Apart from the faithfulness and coverage, the other differences between the sentences generated by our models, references, and baseline outputs are in their structure, syntax, and length. This diversity in the selection of phrases and words to express the input concepts is the effect of using an adversarial method for training the proposed model. Because, unlike the MLE-based baseline models, the generator in the proposed model does not generate sentences based on frequent patterns in the training data. As can be seen from the BLEU scores given in the tables obtained by comparing each sentence with the reference, this difference in the structure of the sentences generated by our proposed model led to getting a lower score when evaluated by the n-gram-based evaluation metrics, despite the semantic and structural correctness. But the BERTScore metric clearly shows the semantic similarity of the generated sentences to the reference sentence.
5. Conclusion
In this paper, we present a novel conditional generative adversarial method for D2T generation. The generator network in this model is our enhanced version of the vanilla transformer encoder and decoder. In this enhanced version, which is created to reduce semantic errors in the output sentences, a diagonal mask matrix is added to the self-attention computation step of the vanilla transformer encoder. Moreover, in the encoder–decoder multi-head cross-attention computation step of the vanilla transformer decoder, the history of attention scores for the previously generated tokens is considered.
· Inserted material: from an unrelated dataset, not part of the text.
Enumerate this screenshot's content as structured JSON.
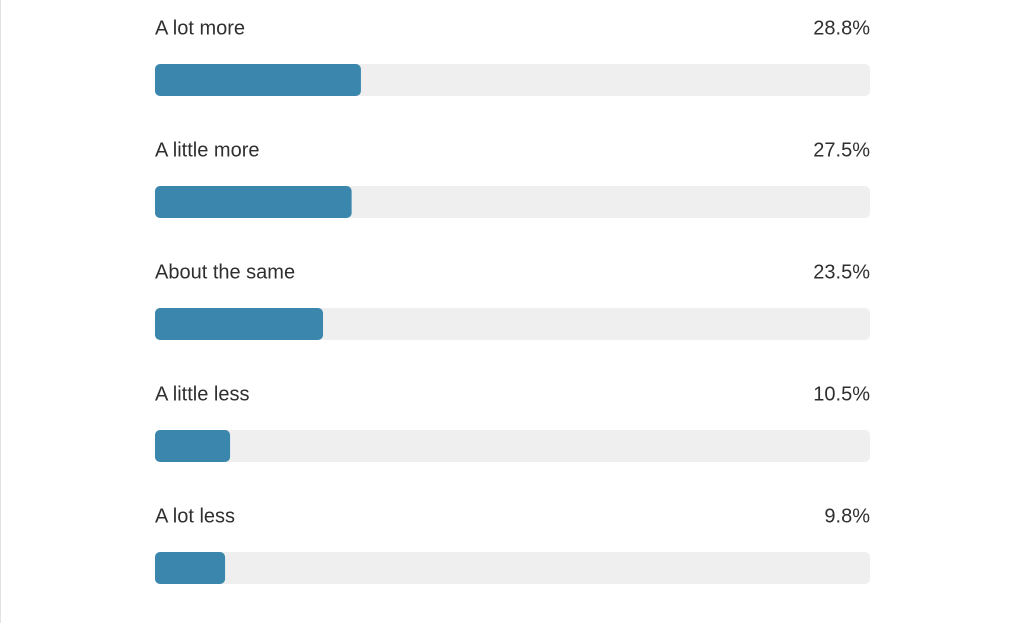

The discriminator network in the proposed model is a triplet network that consists of three vanilla transformer encoders with sharing weights. The loss function of the discriminator network includes WGAN-GP loss and triplet loss function between the real and generated output sentences and the input MR; as a result, while stabilizing the model training process, the semantic similarity between the generated sentence and the real sentence is maintained. Experimental results demonstrate that our proposed model can generate higher-quality sentences than transformer-based baseline models, in terms of BLEU, METEOR, NIST, ROUGE-L, CIDEr, BERTScore, and SER evaluation metrics.